Sous la rouille du temps

Le texte de Véronique Désilets, lauréate du concours d’écriture de la Halte des Vapeurs, a été choisi par un jury pour accompagner l’œuvre Point Pivot. Voici le texte intégral qui rappelle l’accident qui a coûté la vie à 99 passagers le 29 juin 1864 :

Sous la rouille du temps

Je rêvais de blés engrangés, d’enfants à chérir… Je suis déjà riche de l’engagement d’un compagnon pour la vie. Pour cette appétence et cet amour, je suis prête à tout traverser.

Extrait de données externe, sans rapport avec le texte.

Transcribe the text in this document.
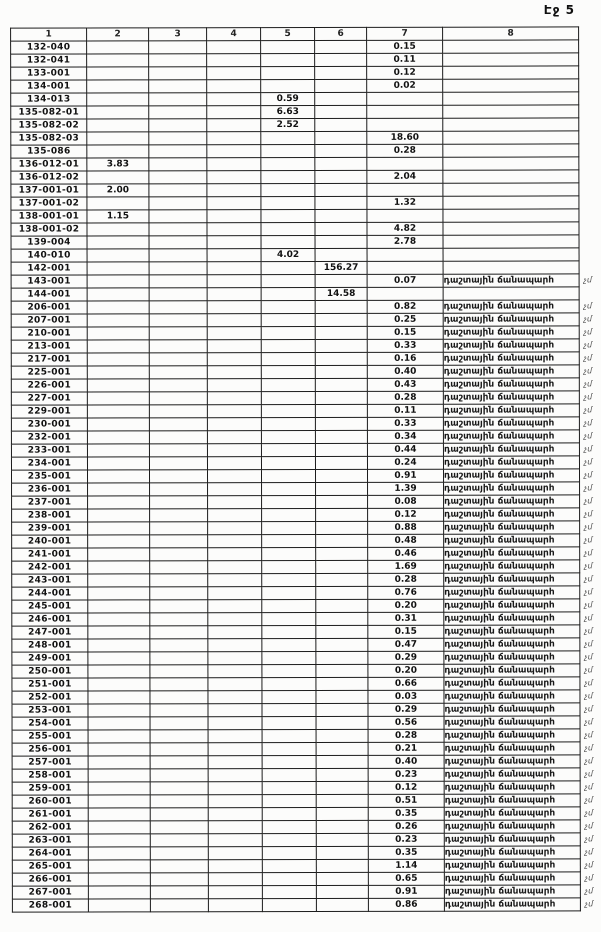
Էջ 5
1	2	3	4	5	6	7	8	
132-040						0.15		
132-041						0.11		
133-001						0.12		
134-001						0.02		
134-013				0.59				
135-082-01				6.63				
135-082-02				2.52				
135-082-03						18.60		
135-086						0.28		
136-012-01	3.83							
136-012-02						2.04		
137-001-01	2.00							
137-001-02						1.32		
138-001-01	1.15							
138-001-02						4.82		
139-004						2.78		
140-010				4.02				
142-001					156.27			
143-001						0.07	դաշտային ճանապարհ	չմ
144-001					14.58			
206-001						0.82	դաշտային ճանապարհ	չմ
207-001						0.25	դաշտային ճանապարհ	չմ
210-001						0.15	դաշտային ճանապարհ	չմ
213-001						0.33	դաշտային ճանապարհ	չմ
217-001						0.16	դաշտային ճանապարհ	չմ
225-001						0.40	դաշտային ճանապարհ	չմ
226-001						0.43	դաշտային ճանապարհ	չմ
227-001						0.28	դաշտային ճանապարհ	չմ
229-001						0.11	դաշտային ճանապարհ	չմ
230-001						0.33	դաշտային ճանապարհ	չմ
232-001						0.34	դաշտային ճանապարհ	չմ
233-001						0.44	դաշտային ճանապարհ	չմ
234-001						0.24	դաշտային ճանապարհ	չմ
235-001						0.91	դաշտային ճանապարհ	չմ
236-001						1.39	դաշտային ճանապարհ	չմ
237-001						0.08	դաշտային ճանապարհ	չմ
238-001						0.12	դաշտային ճանապարհ	չմ
239-001						0.88	դաշտային ճանապարհ	չմ
240-001						0.48	դաշտային ճանապարհ	չմ
241-001						0.46	դաշտային ճանապարհ	չմ
242-001						1.69	դաշտային ճանապարհ	չմ
243-001						0.28	դաշտային ճանապարհ	չմ
244-001						0.76	դաշտային ճանապարհ	չմ
245-001						0.20	դաշտային ճանապարհ	չմ
246-001						0.31	դաշտային ճանապարհ	չմ
247-001						0.15	դաշտային ճանապարհ	չմ
248-001						0.47	դաշտային ճանապարհ	չմ
249-001						0.29	դաշտային ճանապարհ	չմ
250-001						0.20	դաշտային ճանապարհ	չմ
251-001						0.66	դաշտային ճանապարհ	չմ
252-001						0.03	դաշտային ճանապարհ	չմ
253-001						0.29	դաշտային ճանապարհ	չմ
254-001						0.56	դաշտային ճանապարհ	չմ
255-001						0.28	դաշտային ճանապարհ	չմ
256-001						0.21	դաշտային ճանապարհ	չմ
257-001						0.40	դաշտային ճանապարհ	չմ
258-001						0.23	դաշտային ճանապարհ	չմ
259-001						0.12	դաշտային ճանապարհ	չմ
260-001						0.51	դաշտային ճանապարհ	չմ
261-001						0.35	դաշտային ճանապարհ	չմ
262-001						0.26	դաշտային ճանապարհ	չմ
263-001						0.23	դաշտային ճանապարհ	չմ
264-001						0.35	դաշտային ճանապարհ	չմ
265-001						1.14	դաշտային ճանապարհ	չմ
266-001						0.65	դաշտային ճանապարհ	չմ
267-001						0.91	դաշտային ճանապարհ	չմ
268-001						0.86	դաշտային ճանապարհ	չմ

Aucune tempête ne peut faire échouer ma détermination. Je suis devenue ce navire aux voilures entêtées, mû par les vents, bercé par la promesse d’une terre. De longs jours, l’horizon est si plane, que je crois que cette aspiration n’est qu’une vaine chimère.

Lentement, j’atteins mon port pour enfin mettre pied à terre. Je reprends la route vers ma destinée. Le chef de gare crie dans une langue inconnue. Je rassemble mes bagages et mon courage et je monte dans le wagon. Il n’y a ni houle ni air du large. Je suis une rêveuse parmi d’autres, tous entassés dans un wagon de bestiaux sans fenêtres.

Je somnole, je ne sais plus s’il fait jour ou nuit. Je sais seulement que les portes s’ouvriront sur mon rêve avec mon amour. Et mon rêve se superpose au réel, le réel se superpose au rêve. Je sens la fatigue à l’odeur des voyageurs autour de moi. Je sens les plongées de la locomotive dans un paysage que je ne connais ni ne vois. Dans cette plongée, je veux garder vivant mon idéal. Ne pas me laisser pénétrer par les odeurs, les sons, la chaleur…

J’y arrive presque lorsque…

En plein rêve, je sombre.

J’ai vaincu la houle de l’océan, mais je ne traverserai pas cette rivière. J’y plonge et je m’y noie. Je ne me transporte plus. Ce sont d’autres qui renvoient mon corps à la terre. Mais mon âme erre entre Terre et rêve.

Jusqu’à ce qu’un passant la retrouve ici, gravée sous la rouille de Point Pivot. Depuis, elle est dans votre mémoire.